Not bad for a 20-year-old kid who had never pitched above Class A. Fernandez absolutely deserved to stand out among this standout NL rookie class.

Myers' case was more complicated, because the same knock that applied to Puig -- the late arrival -- applied to Myers. In the AL, though, it wasn't nearly as noteworthy, because the field was noticeably thin.

Jose Iglesias was an interesting candidate, and, ultimately, a worthy second-place choice. He not only spent considerable time at two positions -- shortstop and third base -- but he was a major contributor to two postseason teams, the Red Sox and Tigers. It's Iglesias' glove that makes him such a tantalizing talent, but he actually held his own offensively at a time when Boston rose up the AL East standings in the first half.

Chris Archer and Dan Straily, likewise, were pivotal performers for playoff clubs, and Archer's ginormous July (4-0, 0.73 ERA) was enough to earn him prominent placement on several ballots, including one first-place vote (interestingly, that lone vote came from a Cleveland chapter member, just as Straily's lone first-place vote did).

What likely swayed the voters toward Myers, limited as his at-bat count might have been, was this simple stat: 56-38. That was the Rays' record after Myers arrived (they were 36-33 beforehand).

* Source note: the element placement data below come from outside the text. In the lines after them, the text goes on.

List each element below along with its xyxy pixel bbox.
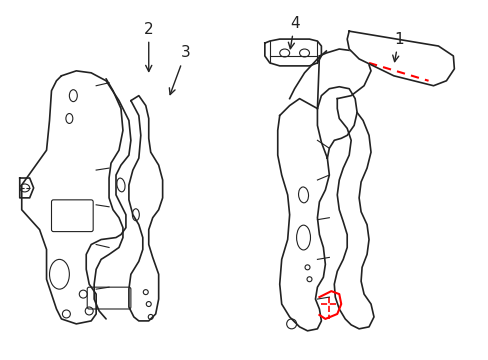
Text: 2: 2	[143, 22, 153, 72]
Text: 4: 4	[288, 16, 299, 49]
Text: 1: 1	[392, 32, 403, 62]
Polygon shape	[346, 31, 453, 86]
Text: 3: 3	[169, 45, 190, 95]
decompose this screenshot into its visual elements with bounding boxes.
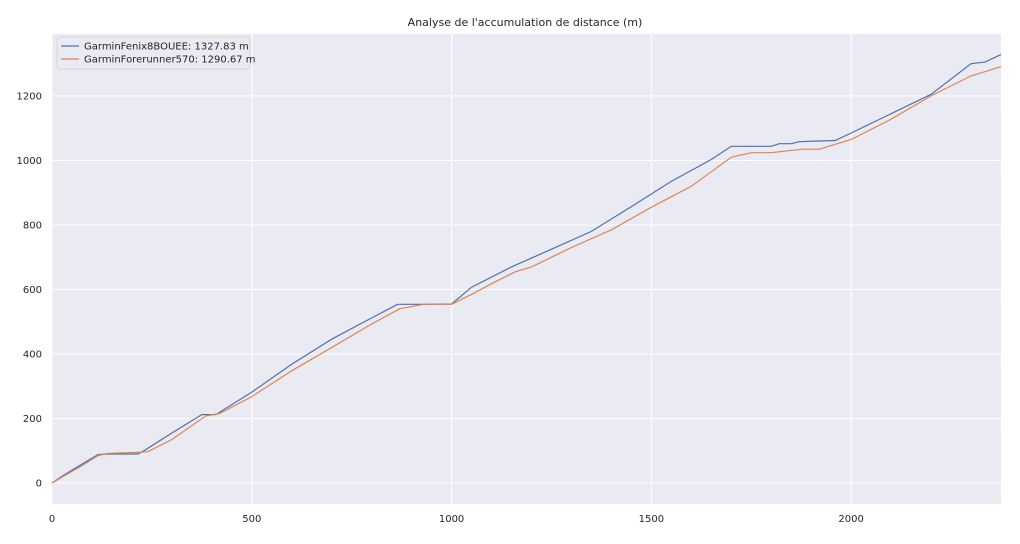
series-line-2 — [51, 66, 1002, 484]
y-tick-label: 200 — [23, 414, 42, 425]
y-tick-label: 400 — [23, 350, 42, 361]
grid-lines — [51, 34, 1001, 504]
x-tick-label: 1500 — [639, 514, 664, 525]
legend-label-1: GarminFenix8BOUEE: 1327.83 m — [84, 42, 249, 53]
legend: GarminFenix8BOUEE: 1327.83 m GarminForeru… — [56, 36, 256, 70]
y-tick-label: 1000 — [17, 156, 42, 167]
series-lines — [51, 54, 1002, 484]
x-tick-label: 500 — [242, 514, 261, 525]
chart-title: Analyse de l'accumulation de distance (m… — [408, 16, 643, 29]
y-tick-label: 1200 — [17, 91, 42, 102]
y-tick-label: 800 — [23, 220, 42, 231]
x-tick-label: 0 — [49, 514, 55, 525]
x-tick-label: 2000 — [838, 514, 863, 525]
y-tick-label: 0 — [36, 479, 42, 490]
tick-labels: 0 500 1000 1500 2000 0 200 400 600 800 1000 1200 — [17, 91, 864, 525]
x-tick-label: 1000 — [439, 514, 464, 525]
y-tick-label: 600 — [23, 285, 42, 296]
series-line-1 — [51, 54, 1002, 484]
legend-box — [56, 36, 251, 70]
legend-label-2: GarminForerunner570: 1290.67 m — [84, 55, 256, 66]
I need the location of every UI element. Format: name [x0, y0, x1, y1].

And while teams obviously don't revolve around a single player, I feel safe in asserting that they wouldn't have achieved that record or their postseason berth without him.

When all was said and done, Myers led all AL rookies in on-base percentage (.354), slugging percentage (.478) and RBIs (53). And he did it despite a pedestrian start. Myers had a .247/.275/.388 slash line in his first 21 games. By season's end, Tampa Bay manager Joe Maddon had learned he could slot Myers anywhere from second through seventh in his lineup and expect quality at-bats.

Myers' greatest achievement? He gave us one of those rare instances in which a popular preseason opinion -- as a top-10 prospect, he was widely regarded as a Rookie of the Year favorite -- proved true. Us lowly sportswriters are so often outrageously incorrect that we'll take the mental pick me up.

And yes, with Myers coupled with that magnificent Marlin, we'll take the Fountain of Youth gag, too.